Kölsche Lieder in der adventlichen Zeit: Brings lud zum Mitsingkonzert in die Viersener Festhalle

Viersens gute Stube war bis auf den letzten Platz gefüllt. Auf ihren Stühlen hielt es die Gäste allerdings nur selten, die stimmgewaltig die Liedtexte der kölschen Band Brings bei „Singsulautdekanns“ mitschmetterten.
Von RS-Redakteurin Nadja Becker

Viersen – Von „Der Clown“ bis „Heimjon“ drangen die Lieder der Kölschrocker am Vorabend des Nikolaustages aus der Festhalle.

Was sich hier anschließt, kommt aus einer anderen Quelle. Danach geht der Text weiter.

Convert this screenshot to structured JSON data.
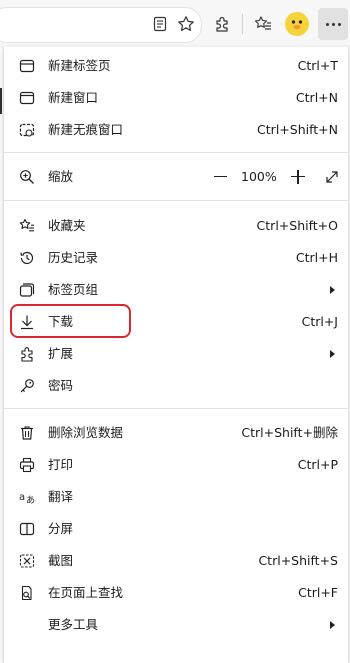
{
  "toolbar": {
    "icons": [
      "reading-view-icon",
      "favorite-star-icon",
      "extensions-icon",
      "favorites-icon",
      "profile-avatar-icon",
      "more-icon"
    ]
  },
  "menu": {
    "items": [
      {
        "label": "新建标签页",
        "shortcut": "Ctrl+T",
        "icon": "new-tab-icon"
      },
      {
        "label": "新建窗口",
        "shortcut": "Ctrl+N",
        "icon": "new-window-icon"
      },
      {
        "label": "新建无痕窗口",
        "shortcut": "Ctrl+Shift+N",
        "icon": "inprivate-window-icon"
      },
      {
        "label": "缩放",
        "zoom_value": "100%",
        "icon": "zoom-icon"
      },
      {
        "label": "收藏夹",
        "shortcut": "Ctrl+Shift+O",
        "icon": "favorites-icon"
      },
      {
        "label": "历史记录",
        "shortcut": "Ctrl+H",
        "icon": "history-icon"
      },
      {
        "label": "标签页组",
        "submenu": true,
        "icon": "tab-groups-icon"
      },
      {
        "label": "下载",
        "shortcut": "Ctrl+J",
        "icon": "download-icon",
        "highlighted": true
      },
      {
        "label": "扩展",
        "submenu": true,
        "icon": "extensions-icon"
      },
      {
        "label": "密码",
        "icon": "key-icon"
      },
      {
        "label": "删除浏览数据",
        "shortcut": "Ctrl+Shift+删除",
        "icon": "trash-icon"
      },
      {
        "label": "打印",
        "shortcut": "Ctrl+P",
        "icon": "print-icon"
      },
      {
        "label": "翻译",
        "icon": "translate-icon"
      },
      {
        "label": "分屏",
        "icon": "split-screen-icon"
      },
      {
        "label": "截图",
        "shortcut": "Ctrl+Shift+S",
        "icon": "screenshot-icon"
      },
      {
        "label": "在页面上查找",
        "shortcut": "Ctrl+F",
        "icon": "find-on-page-icon"
      },
      {
        "label": "更多工具",
        "submenu": true,
        "icon": ""
      }
    ]
  },
  "colors": {
    "highlight": "#d9282f",
    "toolbar_bg": "#f7f7f7",
    "avatar": "#f5d33b"
  }
}
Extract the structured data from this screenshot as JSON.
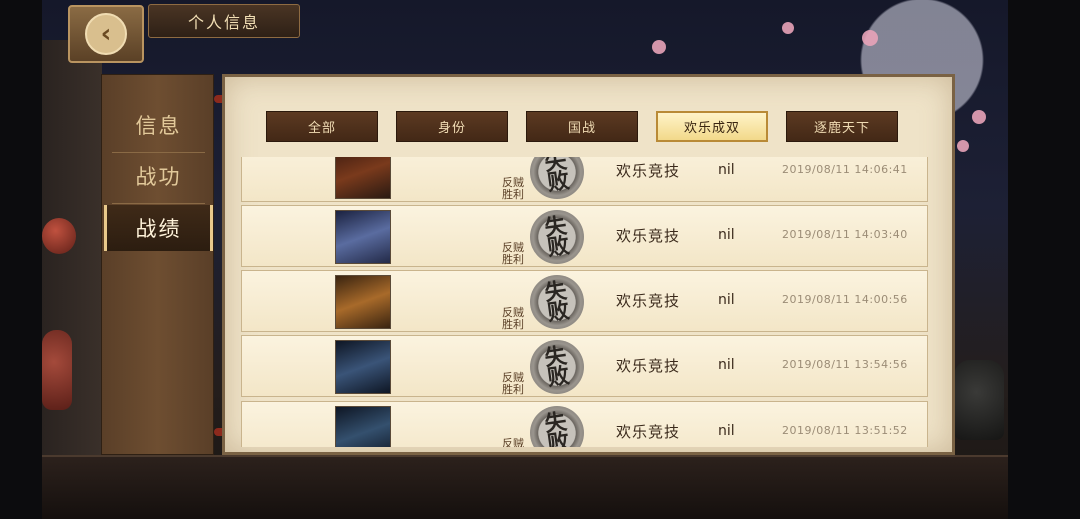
{
  "header": {
    "title": "个人信息",
    "back_icon": "back-arrow-icon"
  },
  "nav": {
    "items": [
      {
        "label": "信息",
        "active": false
      },
      {
        "label": "战功",
        "active": false
      },
      {
        "label": "战绩",
        "active": true
      }
    ]
  },
  "tabs": [
    {
      "label": "全部",
      "active": false
    },
    {
      "label": "身份",
      "active": false
    },
    {
      "label": "国战",
      "active": false
    },
    {
      "label": "欢乐成双",
      "active": true
    },
    {
      "label": "逐鹿天下",
      "active": false
    }
  ],
  "records": [
    {
      "role": "反贼",
      "result": "胜利",
      "stamp": "失败",
      "mode": "欢乐竞技",
      "value": "nil",
      "time": "2019/08/11  14:06:41",
      "avatar_color": "#7a3a1c"
    },
    {
      "role": "反贼",
      "result": "胜利",
      "stamp": "失败",
      "mode": "欢乐竞技",
      "value": "nil",
      "time": "2019/08/11  14:03:40",
      "avatar_color": "#4b5a8c"
    },
    {
      "role": "反贼",
      "result": "胜利",
      "stamp": "失败",
      "mode": "欢乐竞技",
      "value": "nil",
      "time": "2019/08/11  14:00:56",
      "avatar_color": "#8a5a24"
    },
    {
      "role": "反贼",
      "result": "胜利",
      "stamp": "失败",
      "mode": "欢乐竞技",
      "value": "nil",
      "time": "2019/08/11  13:54:56",
      "avatar_color": "#243450"
    },
    {
      "role": "反贼",
      "result": "胜利",
      "stamp": "失败",
      "mode": "欢乐竞技",
      "value": "nil",
      "time": "2019/08/11  13:51:52",
      "avatar_color": "#223048"
    }
  ]
}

Trotz des Abends in der Woche war das Mitsingkonzert, welches von der Grossen Viersener Karnevalsgesellschaft präsentiert wurde bis auf wenige Plätze ausverkauft und aus den Stimmen der über 800 Gäste ergab sich ein Chor der besonderen Art.

Ausgestattet mit Liedtexten drangen selbst die Lieder op Kölsch recht einfach von den Lippen, auch wenn vielleicht nicht immer der richtige Ton getroffen wurde. In dem stimmgewaltigen Chor fiel ein schräger Klang allerdings nicht auf. So formte sich ein rundes Bild voller Freude und es war sicherlich auch von der Bühne aus eine Wonne den Besuchern zuzusehen, die gemeinsam Schunkelten, Sangen und Spaß hatten.

Foto: Rheinischer Spiegel

Die von den Brüdern Peter und Stephan Brings gegründete Band hat in den zwei zurückliegenden Jahrzehnten schon so ziemlich alle Hochs und Tiefs erlebt, dann gelang ihnen im Jahr 2000 mit „Superjeilezick“ das, was man gut und gerne als Sechser im Lotto bezeichnen kann. Diese zündende Powerpolka ist mit jedem Jahr bekannter geworden und gehört mittlerweile weit über den Karneval hinaus zu den populärsten Songs Kölscher Mundart überhaupt.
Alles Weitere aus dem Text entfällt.